La Bible nous le rappelle : Tu aimeras ton prochain comme toi-même. Que signifie s’aimer soi-même. Comment comprendre ce commandement ?

Dans la mythologie grecque, Narcisse est un homme d’une beauté rare qui est épris de son image qu’il cherche partout, dans les miroirs de bronze poli, dans les pièces d’eau et dans les fontaines. Un jour qu’il se contemple dans un étang, il est ébloui par sa propre beauté. Il veut la rejoindre, se jette dans l’eau et se noie. Les anciens l’avaient compris, une quête maladive de sa propre image conduit à la mort.

Dans le Premier Testament, une punition difficile à comprendre est celle que Dieu a infligée à son peuple en refusant à la génération de l’exode d’entrer en terre promise. On peut se demander quel a été la raison de cette décision : quand Moïse a envoyé des espions pour explorer la terre promise, ils ont fait un rapport dans lequel ils disaient : « Nous avons vu des géants, et nous étions à nos propres yeux comme des criquets. »

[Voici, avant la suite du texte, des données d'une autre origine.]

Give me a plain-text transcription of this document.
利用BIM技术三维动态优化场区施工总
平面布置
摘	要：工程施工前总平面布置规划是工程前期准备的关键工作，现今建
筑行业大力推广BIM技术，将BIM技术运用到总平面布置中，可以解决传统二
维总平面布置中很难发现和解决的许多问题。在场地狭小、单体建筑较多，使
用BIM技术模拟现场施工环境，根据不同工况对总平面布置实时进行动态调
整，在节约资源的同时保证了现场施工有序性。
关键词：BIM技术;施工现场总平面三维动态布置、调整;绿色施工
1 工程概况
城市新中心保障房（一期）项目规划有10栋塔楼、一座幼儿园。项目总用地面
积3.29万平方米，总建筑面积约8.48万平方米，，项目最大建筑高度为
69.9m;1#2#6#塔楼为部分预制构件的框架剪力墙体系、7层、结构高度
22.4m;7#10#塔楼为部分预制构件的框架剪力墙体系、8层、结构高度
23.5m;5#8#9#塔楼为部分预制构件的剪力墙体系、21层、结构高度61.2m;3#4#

La faute des Hébreux est de s’être vu comme des criquets. Un peuple de criquets ne peut accéder à la liberté, car il ne s’aime pas.

Le problème de notre monde est qu’il y a beaucoup de Narcisse, et pas mal de criquets.

Narcisse s’aime tellement qu’il ne laisse pas beaucoup de place à ses prochains. Il faut toujours qu’il brille, qu’il soit dans la lumière. Il est tellement préoccupé par sa propre personne que les autres ne l’intéressent que pour ce qu’ils peuvent lui apporter.

Le criquet s’aime tellement peu qu’il ne veut surtout pas se faire remarquer. Il se dénigre lui-même et a peur de son prochain. Il a tellement peur de se singulariser qu’il se conforme au milieu dans lequel il vit.

Entre Narcisse et le criquet, nous pouvons entendre les affirmations de l’épître aux Corinthiens : « Vous êtes le temple de Dieu… vous avez été lavés, vous avez été consacrés, vous avez été justifiés… vous avez été achetés à un prix… » Dieu nous aime antérieurement à nos qualités et à nos actions. Il nous aime comme une mère aime son petit enfant. Il nous aime inconditionnellement, comme la prunelle de ses yeux.

Quand Jésus nous appelle à nous aimer nous-mêmes, ce n’est pas pour cultiver notre égocentrisme, mais c’est en réponse à l’amour que Dieu nous porte.

Le cogito cartésien dit cogito ergo sum, je pense, donc je suis. La Bible décale un peu l’affirmation en déclarant amor ergo sum, je suis aimé donc je suis. S’aimer soi-même, c’est recevoir cette parole au plus profond de sa personne.

Dans le roman le journal d’un curé de campagne de Bernanos, les dernières paroles du curé sur son lit de mort sont une belle confession de foi : « La grâce est de s’oublier. Mais si tout orgueil est mort en nous, la grâce des grâces serait de s’aimer humblement soi-même, comme n’importe lequel des membres souffrants de Jésus-Christ. »

Jésus nous appelle à nous aimer nous-mêmes, sans orgueil ni fausse modestie, et cela n’est pas plus facile que d’aimer son prochain.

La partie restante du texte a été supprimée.